“Won’t stop everything, but it makes my flock feel a little safer,”
he offered. “Usually, we leave the shutters open to let in the light. But we closed them when we heard your vehicle coming. Almost dark now, so we will leave them closed until sunrise.”
He led Logan inside, where a different world awaited.
There was a large room with three long folding tables and chairs set out in its center. A pass-through cut into the back wall opened onto a small kitchen. He could smell food cooking and see trays of glasses sitting out. A door to the left of the pass-through revealed a second large room beyond. Doors marked MEN and WOMEN were set into the wall to his left.
A scattering of faces turned his way; all of them were ancient and worn and framed by dustings of white hair. There were maybe two dozen, all seated at the tables except three who occupied wheelchairs, ancient eyes giving him an uncertain look, wrinkled hands folded together on the tabletops.
Whatever conversation had preceded his appearance had died away. The room was quiet save for a shuffling of chairs and the soft wheezing of labored breathing.
“Everyone, please welcome Brother Logan,” the Preacher said.
There was a soft muttering of “Hi, Logan,” and “Welcome, Logan,” in response.

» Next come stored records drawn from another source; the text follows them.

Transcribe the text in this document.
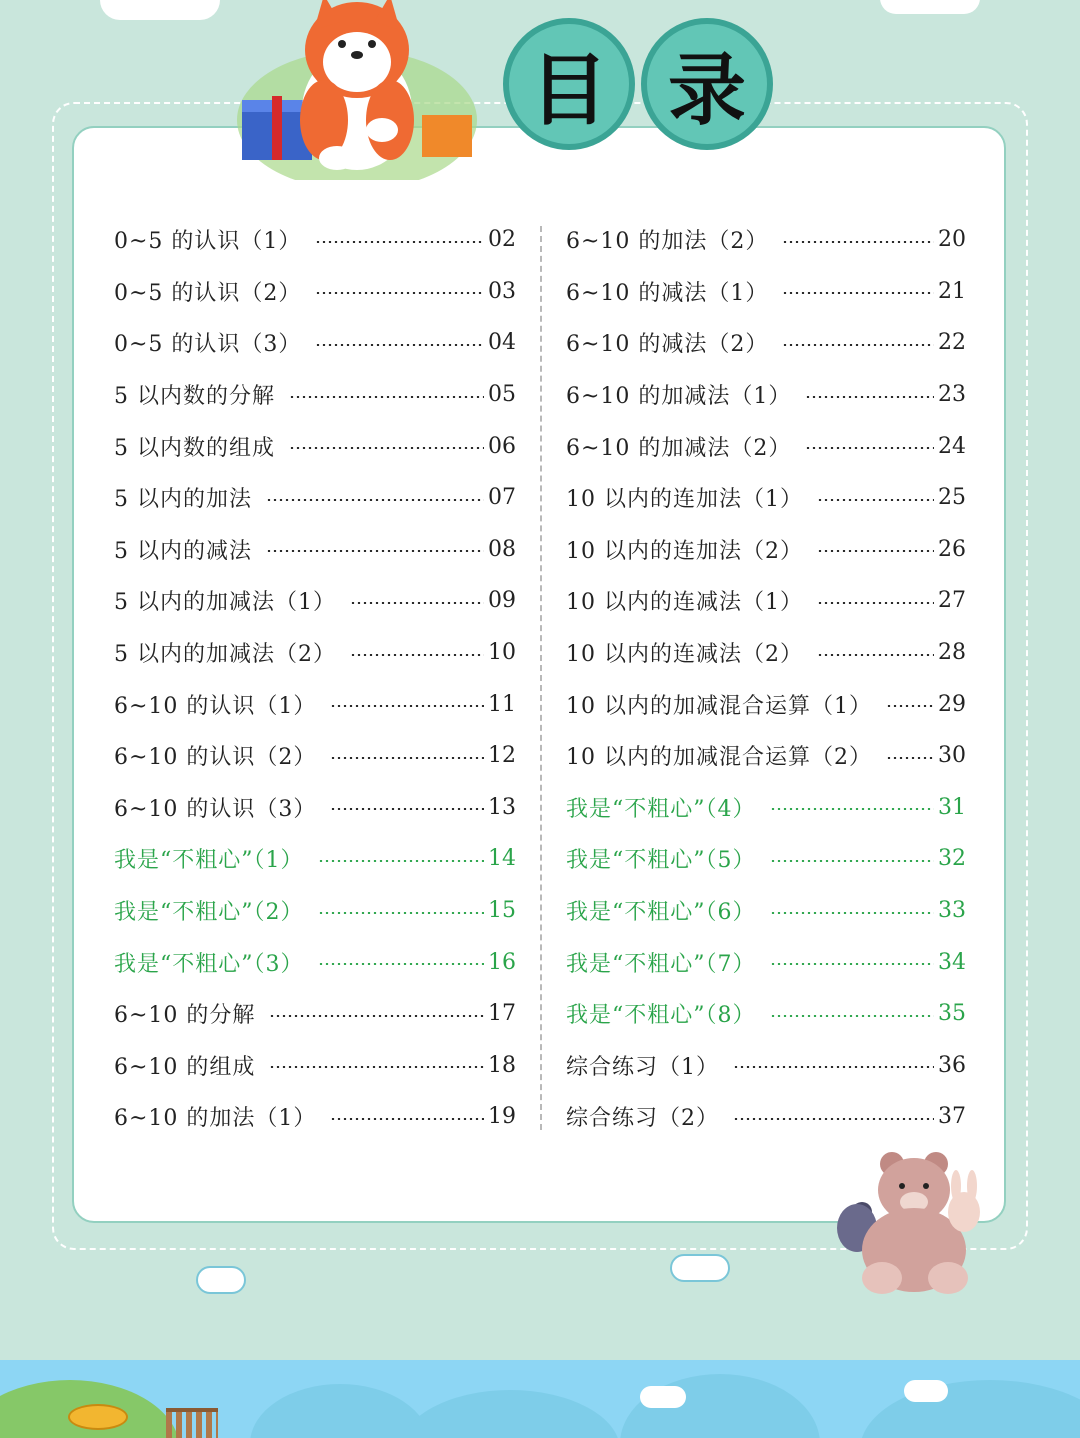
目 录
0~5 的认识（1）	02
0~5 的认识（2）	03
0~5 的认识（3）	04
5 以内数的分解	05
5 以内数的组成	06
5 以内的加法	07
5 以内的减法	08
5 以内的加减法（1）	09
5 以内的加减法（2）	10
6~10 的认识（1）	11
6~10 的认识（2）	12
6~10 的认识（3）	13
我是“不粗心”（1）	14
我是“不粗心”（2）	15
我是“不粗心”（3）	16
6~10 的分解	17
6~10 的组成	18
6~10 的加法（1）	19
6~10 的加法（2）	20
6~10 的减法（1）	21
6~10 的减法（2）	22
6~10 的加减法（1）	23
6~10 的加减法（2）	24
10 以内的连加法（1）	25
10 以内的连加法（2）	26
10 以内的连减法（1）	27
10 以内的连减法（2）	28
10 以内的加减混合运算（1）	29
10 以内的加减混合运算（2）	30
我是“不粗心”（4）	31
我是“不粗心”（5）	32
我是“不粗心”（6）	33
我是“不粗心”（7）	34
我是“不粗心”（8）	35
综合练习（1）	36
综合练习（2）	37
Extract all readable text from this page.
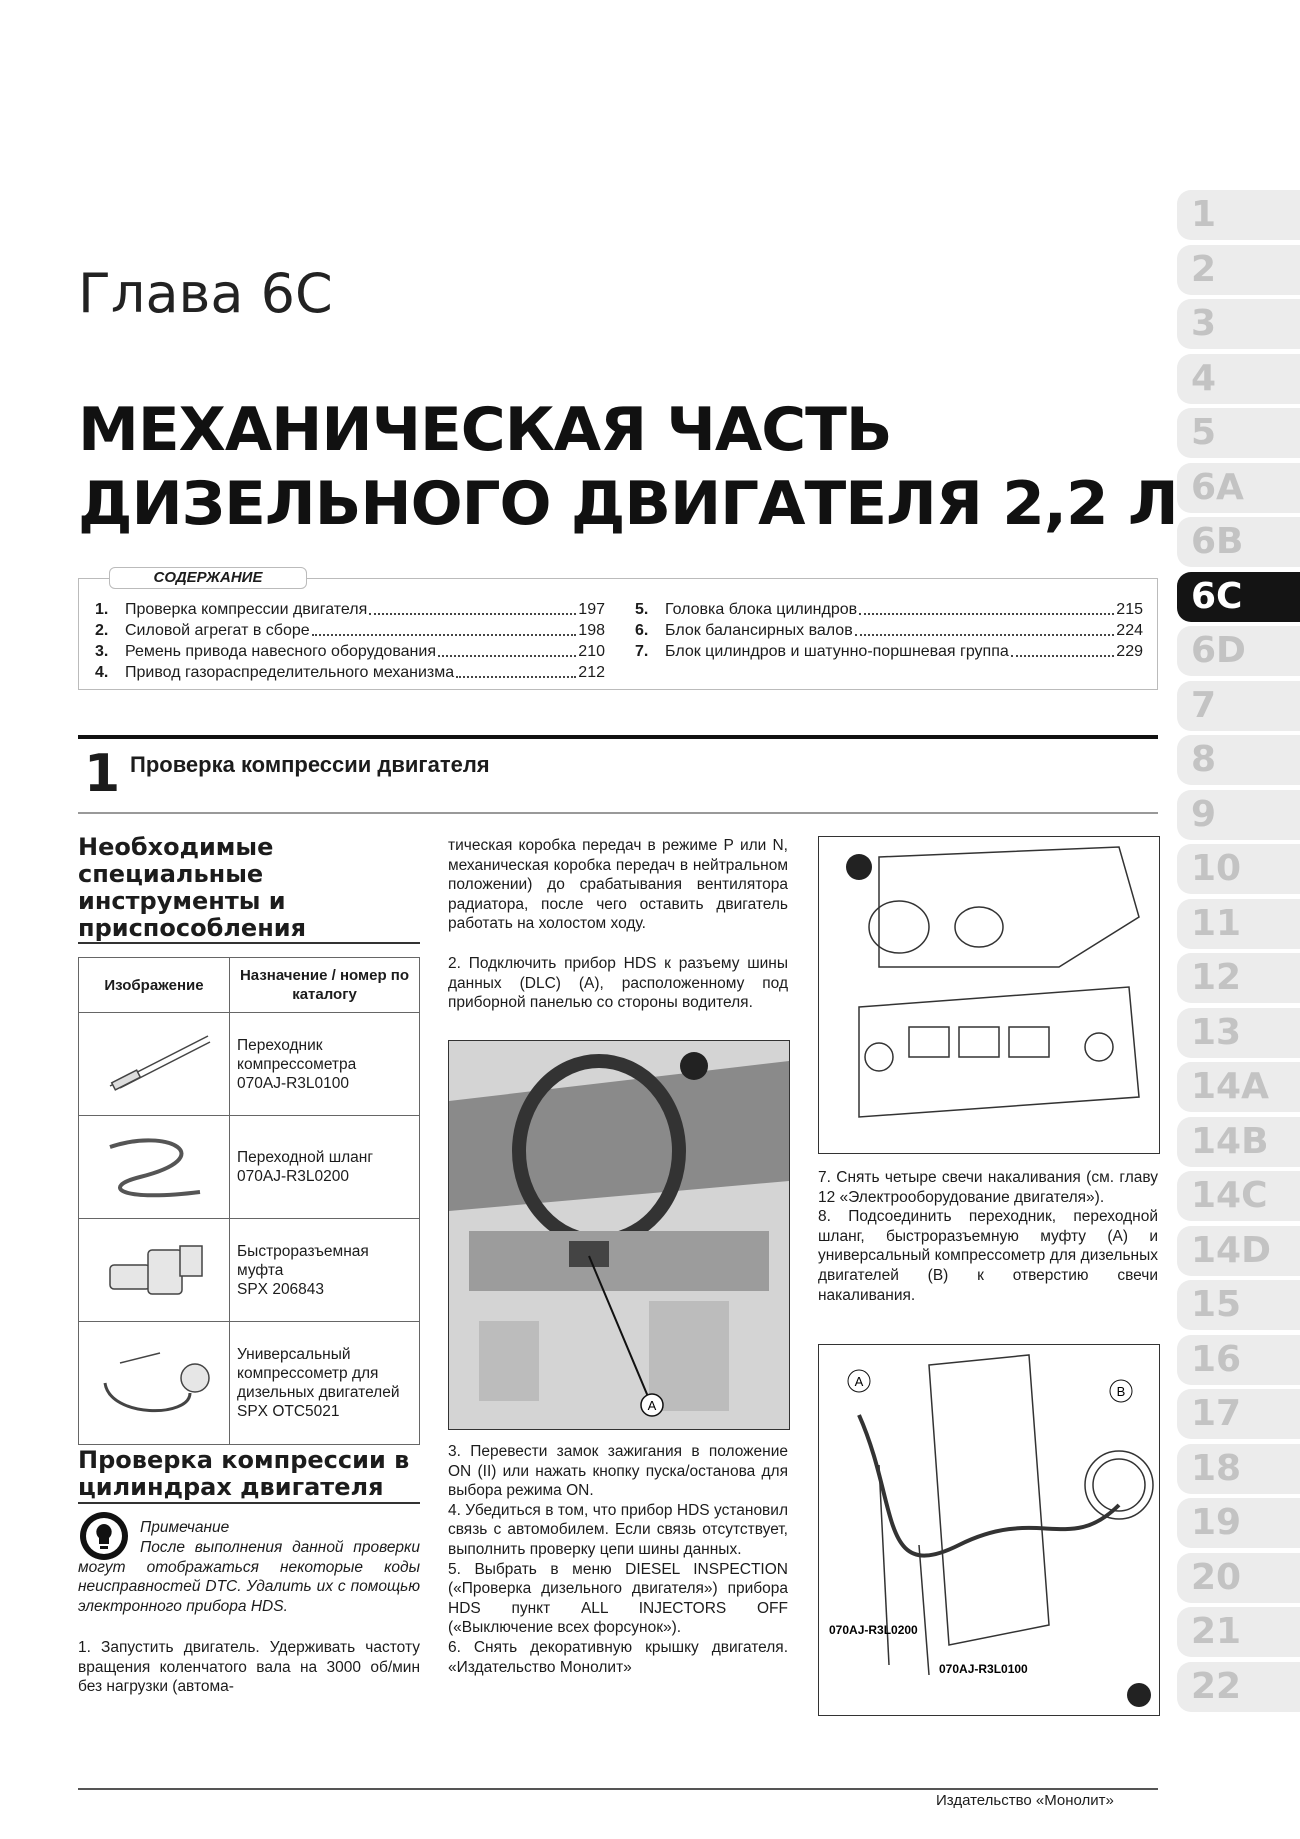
1
2
3
4
5
6A
6B
6C
6D
7
8
9
10
11
12
13
14A
14B
14C
14D
15
16
17
18
19
20
21
22
Глава 6С
МЕХАНИЧЕСКАЯ ЧАСТЬ
ДИЗЕЛЬНОГО ДВИГАТЕЛЯ 2,2 Л
СОДЕРЖАНИЕ
1.	Проверка компрессии двигателя	197
2.	Силовой агрегат в сборе	198
3.	Ремень привода навесного оборудования	210
4.	Привод газораспределительного механизма	212
5.	Головка блока цилиндров	215
6.	Блок балансирных валов	224
7.	Блок цилиндров и шатунно-поршневая группа	229
1 Проверка компрессии двигателя
Необходимые специальные инструменты и приспособления
Изображение	Назначение / номер по каталогу

Переходник компрессометра
070AJ-R3L0100

Переходной шланг
070AJ-R3L0200

Быстроразъемная муфта
SPX 206843

Универсальный компрессометр для дизельных двигателей
SPX OTC5021
Проверка компрессии в цилиндрах двигателя
Примечание
После выполнения данной проверки могут отображаться некоторые коды неисправностей DTC. Удалить их с помощью электронного прибора HDS.
1. Запустить двигатель. Удерживать частоту вращения коленчатого вала на 3000 об/мин без нагрузки (автома-
тическая коробка передач в режиме Р или N, механическая коробка передач в нейтральном положении) до срабатывания вентилятора радиатора, после чего оставить двигатель работать на холостом ходу.
2. Подключить прибор HDS к разъему шины данных (DLC) (А), расположенному под приборной панелью со стороны водителя.
A
3. Перевести замок зажигания в положение ON (II) или нажать кнопку пуска/останова для выбора режима ON.
4. Убедиться в том, что прибор HDS установил связь с автомобилем. Если связь отсутствует, выполнить проверку цепи шины данных.
5. Выбрать в меню DIESEL INSPECTION («Проверка дизельного двигателя») прибора HDS пункт ALL INJECTORS OFF («Выключение всех форсунок»).
6. Снять декоративную крышку двигателя. «Издательство Монолит»
7. Снять четыре свечи накаливания (см. главу 12 «Электрооборудование двигателя»).
8. Подсоединить переходник, переходной шланг, быстроразъемную муфту (А) и универсальный компрессометр для дизельных двигателей (В) к отверстию свечи накаливания.
A
B
070AJ-R3L0200
070AJ-R3L0100
Издательство «Монолит»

Logan nodded, thinking there wasn’t a person in the room under the age of seventy-five. He wondered how they had found their way here. It didn’t seem possible that any of them could have traveled very far. But then perhaps they had all been here much longer than he assumed.
“Brother Logan will be eating with us tonight,” the Preacher said.
“You might notice that he is a bearer of the black staff of a Knight of the Word. He has come a long way. I hope you will all do your best to make him feel at peace on his night with us so that he will be well rested when he leaves us on the morrow.”
He guided Logan to the center table and seated him between two very elderly women who looked at him as if he were something come out of the ether.
He smiled at them, and watched as the Preacher walked around the table and took the chair across from him.
“Give thanks for what we have, Sister Anne,” he said to the old woman on Logan’s right.
The meal was served and Logan got another surprise. The food was fresh, not prepackaged—vegetables and pasta, bread, and some sort of fruit. Tea was poured from pitchers, and he didn’t ask where they had gotten the water. He didn’t ask where any of it came from. It didn’t feel right to do so. He just ate and drank what he was given and answered what questions he could. Most were about what he had seen of the outside world. He kept his descriptions as positive as he could, staying away from demons and once-men, from the destruction that was taking place everywhere, and from his own knowledge that worse times lay ahead. These people didn’t need to hear about it tonight. They had already chosen what to do with the rest of their lives.
“How long have all these people been here?” he asked the Preacher at one point.
“Most have been here for close to twenty years. Some were born and raised here. Some came to be with relatives and friends. They’re the castoffs and leftovers of families splintered and scattered long since. All the young ones left long ago. The bombings chased most away. It was bad; there were a lot of missile silos and command centers in the mountains. They all went. But they took a lot of us who were standing out in the open with them. Then the water and soil turned bad. That was the end for most; everyone pretty much packed it in. We’re the only ones who stayed. Now almost no one comes this way anymore.
You are the first in more than a year.”
Logan nodded. “I’m surprised you’re still here.”
The Preacher laughed softly. “Where else would we be? Inside the compounds? Not people like us. We’ve lived all our lives in the open, most of us in small towns like this one. We’re old, all of us. We don’t want to change what we know. We’ve only got a little time left under the best of circumstances, and we want it to feel as comfortable and familiar as possible.
Living here gives us that.”
“It’s not so bad,” said the old woman on his left. “We’ve got what we need.”
“No one bothers us here,” said an old man across from her.
“No one,” the old woman agreed.
They finished their dinner, and the Preacher brought them all together in a circle of chairs. An old man with wild white hair and long, supple fingers brought out a guitar, and they began to sing songs they remembered from their childhood. Their faces brightened with the music and the memories it conjured.
Their voices were thin and ragged, but brought life to the songs.